MenagerieTitle: The Menagerie
Series: Menagerie #1
Authors: Tui T. and Kari Sutherland
ISBN: 9780060780647
Pages: 272 pages
Publisher/Date: Harper, and imprint of HarperCollins Children’s Books, c2013.
Published: March 12, 2013.

“What the . . . ,” Logan muttered. “Guys, who ate all your food?” And then put the lid back on?
“SQUUUUUUUUUUUOOOOOOOOOOOOOORP!”
Logan froze. That was a noise he had definitely never heard before. And it had come from somewhere in his room.
He turned around slowly, his heart pounding.
That’s when he saw the tail stretched out along his carpet, sticking out from the trailing edge of his comforter. A long, golden, furry lion’s tail.
There was a monster under his bed. (17-18)

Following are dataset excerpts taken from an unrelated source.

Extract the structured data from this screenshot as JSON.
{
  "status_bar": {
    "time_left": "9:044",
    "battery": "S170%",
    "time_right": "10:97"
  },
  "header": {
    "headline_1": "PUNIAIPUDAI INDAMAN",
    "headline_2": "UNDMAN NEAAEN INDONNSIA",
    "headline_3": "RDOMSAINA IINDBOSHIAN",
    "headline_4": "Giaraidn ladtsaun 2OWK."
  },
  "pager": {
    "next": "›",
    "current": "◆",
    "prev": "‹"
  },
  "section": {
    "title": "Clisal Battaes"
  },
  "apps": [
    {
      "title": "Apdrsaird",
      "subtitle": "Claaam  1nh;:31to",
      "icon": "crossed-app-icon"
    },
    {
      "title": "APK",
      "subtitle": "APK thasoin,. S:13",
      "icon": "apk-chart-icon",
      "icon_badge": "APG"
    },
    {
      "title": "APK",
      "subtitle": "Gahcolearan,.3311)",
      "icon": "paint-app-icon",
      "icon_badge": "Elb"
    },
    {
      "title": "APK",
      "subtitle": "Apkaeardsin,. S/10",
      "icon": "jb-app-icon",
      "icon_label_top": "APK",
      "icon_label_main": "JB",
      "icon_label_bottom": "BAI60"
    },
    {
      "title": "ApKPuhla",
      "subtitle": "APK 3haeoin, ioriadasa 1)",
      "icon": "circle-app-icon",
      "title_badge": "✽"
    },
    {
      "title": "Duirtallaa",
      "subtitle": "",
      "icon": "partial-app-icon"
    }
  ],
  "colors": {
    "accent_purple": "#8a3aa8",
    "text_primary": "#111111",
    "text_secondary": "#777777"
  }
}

Logan has just moved from Chicago to a small town in Wyoming with his dad, following the only clue in his mother’s sudden disappearance. Logan literally runs into Zoe and Blue, the weirdest girl and most popular boy in school, who claim to be searching for a lost dog. Discovering it’s not a dog they’re searching for but a griffin, Logan returns the cub to Zoe’s home and enters a world of mythical creatures. Everything’s in danger of exposure if the three teens can’t track down the rest of the missing griffins. Was it an accident, or is someone attempting to sabotage the Menagerie and shut it down? A light fantasy mixed with realism, sisters Tui and Kari Sutherland have created a fast read. Readers will enjoy this first book in an obvious series, which sets up a satisfying ending while still leaving enough unanswered questions for the upcoming sequels.

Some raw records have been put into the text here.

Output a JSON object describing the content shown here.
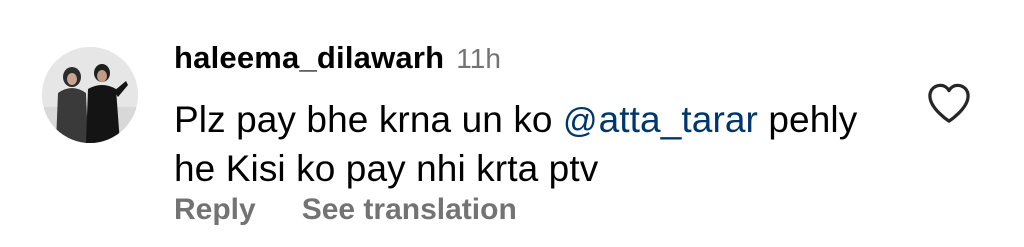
{
  "comment": {
    "username": "haleema_dilawarh",
    "timestamp": "11h",
    "text_before_mention": "Plz pay bhe krna un ko ",
    "mention": "atta_tarar",
    "text_after_mention": " pehly he Kisi ko pay nhi krta ptv",
    "reply_label": "Reply",
    "translate_label": "See translation"
  },
  "icons": {
    "avatar": "profile-photo",
    "mention": "threads-icon",
    "like": "heart-outline-icon"
  },
  "colors": {
    "text": "#000000",
    "secondary": "#737373",
    "mention_link": "#00376b"
  }
}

2 the Point Tuesday Duck Sock Hop

Each month for my job, I write a maximum 150 word review of a new book that came into the library during the month. I’ll be expanding that idea to the blog in a new feature I’m calling To the Point Tuesdays. If you want to play along, just post a link in the comments and I’ll add them to the post.

Duck Sock HopTitle: Duck Sock Hop
Author: Jane Kohuth
Illustrator: Jane Porter
ISBN: 978080373712
Pages: unpaged
Publisher/Date: Dial Books for Young Readers, a division of Penguin Young Readers Group, c2012.
Publication Date: May 10, 2012

Warm up, wiggle, stretch your beak.
Duck Sock Hop comes once a week.
The mood is high, the sun is low,
the music starts, get ready, go!

Jane Kohuth’s rollicking rhymes provide tumbling tongue twisters and Jane Porter’s colorful creations encourage enjoyment. Similar to Seuss’s Fox in Socks, ducks frolic in stylish socks from spots and stripes to “jeweled deluxe.” But like most dances, as it progresses the ducks and socks get worn out, until they tumble into each other and the ensuing pile-up encourages big laughs from the audience. But never fear, they’ll regroup and host another one next week!

Pair this with Boot and Shoe by Marla Frazee (review coming soon) for a fresh, frenzied and fun look at footwear or pair with Punk Farm by Jarrett J. Krosoczka for a rollicking, rock and roll story time. My outreach kindergarteners loved them both!

2 The Point Tuesday Chu’s Day

Each month for my job, I write a maximum 150 word review of a new book that came into the library during the month. I’ll be adding my contribution to the blog in a new feature I’m calling To the Point Tuesdays. If you want to play along, just post a link in the comments and I’ll add them to the post.

Chu's DayTitle: Chu’s Day
Author: Neil Gaiman
Illustrator: Adam Rex
ISBN: 9780062017819
Pages: unpaged
Publisher/Date: Harper, c2013.
Publication Date: January 8, 2013

Readers are warned that “When Chu sneezed, bad things happened.” The panda cub’s parents are quick to ask if he feels a sneeze coming on when entering the dusty library or the peppery diner. Each time, Chu responds with a threatening and escalating “aah- aaah- Aaaah-“, only to finish after the page turn with a “No.” But it’s at the circus, when everyone is preoccupied, that readers witness the danger in Chu’s sneeze. Adam Rex’s expressive illustrations bring Chu to life in this book by celebrated author Neil Gaiman, which is perfect for a read-aloud during a sick day from school.